6.) Das Einstellungstempo bei der Commerzbank wird sich verlangsamen

Die Commerzbank redet ganz gerne über die Dinge, die „nach vorne“ gehen, also betonte sie gleich mehrfach im Zuge ihrer Strategiepräsentation, man werde zwar 2300 Stellen netto abbauen bis 2023, brutto seien es aber sogar 4300. Mithin: Es würden also auch 2000 Leute eingestellt.

Klingt offensiv. Sind aber nicht mehr also 500 neue Mitarbeiter pro Jahr. 2018 waren es: 658.

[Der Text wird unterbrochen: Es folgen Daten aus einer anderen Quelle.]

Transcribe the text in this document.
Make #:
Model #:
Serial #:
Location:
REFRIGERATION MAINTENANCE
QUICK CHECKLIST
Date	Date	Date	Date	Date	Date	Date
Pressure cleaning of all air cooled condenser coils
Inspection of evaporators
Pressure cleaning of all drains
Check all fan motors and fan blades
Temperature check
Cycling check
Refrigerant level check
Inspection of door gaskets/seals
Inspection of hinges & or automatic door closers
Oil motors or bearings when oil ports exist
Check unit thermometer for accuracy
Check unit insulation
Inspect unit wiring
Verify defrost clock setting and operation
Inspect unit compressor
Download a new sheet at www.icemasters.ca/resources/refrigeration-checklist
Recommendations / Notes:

7.) Das Renditeziel von 4% Eigenkapitalrendite für 2023 ist (besorgniserregend) niedrig

Gewiss: Nach einer Dekade des Scheiterns an den eigenen Kosten- und Renditezielen (hier eine Übersicht) tut die Commerzbank gut daran, lieber mal tiefzustapeln: 4% Eigenkapitalrendite sollen es also bis 2023 wieder sein, wenn es richtig gut läuft, dann 5%.

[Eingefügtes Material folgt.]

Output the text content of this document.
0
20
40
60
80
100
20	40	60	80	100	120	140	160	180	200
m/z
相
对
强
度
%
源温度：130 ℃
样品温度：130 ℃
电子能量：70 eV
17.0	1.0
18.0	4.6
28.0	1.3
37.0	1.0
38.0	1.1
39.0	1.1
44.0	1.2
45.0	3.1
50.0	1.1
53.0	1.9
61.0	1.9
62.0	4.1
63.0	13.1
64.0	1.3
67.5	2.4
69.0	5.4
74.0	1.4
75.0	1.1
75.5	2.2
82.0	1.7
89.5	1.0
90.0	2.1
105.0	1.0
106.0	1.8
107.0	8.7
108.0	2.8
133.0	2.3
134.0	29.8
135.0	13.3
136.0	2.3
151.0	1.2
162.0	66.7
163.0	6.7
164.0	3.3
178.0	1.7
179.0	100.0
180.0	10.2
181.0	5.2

Handelt es sich dabei um eine realistische Planung, dürfte die Commerzbank als potenzielles Ziel einer Übernahme nur dann interessant sein, wenn sie von einem möglichen Käufer brutalstmöglich ausgeschlachtet würde. Denn die Eigenkapitalrenditen anderer europäischer Großbanken sind in der Regel mehr als doppelt so hoch, exemplarisch die durchschnittlichen Eigenkapitalrenditen börsennotierter Großbanken (2018) lt. UBS-Hochrechnung 3030in

Italien: 6%

Frankreich: 9%

Schweiz: 9%

Benelux: 12%

Spanien: 11%

8.) Die Comdirect-Vollübernahme wird ein Kraftakt werden

Kaum zu glauben, aber: Der Ausgabepreis der Comdirect-Aktie vor fast 20 Jahren lag bei 31 Euro. Für 11,44 Euro je Aktie will die Commerzbank nun die verbliebenen freien Aktionäre abfinden, die Comdirect integrieren und die Marke verschwinden lassen.

Der Hedgefonds Petrus Advisers veröffentlichte am Freitag eine Pflichtmitteilung, nach der er nunmehr 3% der Aktien hält – er macht bereits seit 2017 Druck auf die Commerzbank, mehr für die Rendite der Comdirect-Aktie zu tun.

Mit 3% der Aktien hat Petrus rund ein Sechstel der frei verfügbaren Aktien unter Kontrolle. Das ist unangenehm für die Commerzbank, denn um die Aktie per Squeeze-Out-Verfahren von der Börse zu nehmen und Kosten zu sparen, sind 95% der Aktien nötig. Gut möglich, dass Petrus Advisers weitere 2% der Aktien einsammelt – da ein Übernahmeangebot im Raum steht, ist dieses Engagement nach unten „abgesichert“.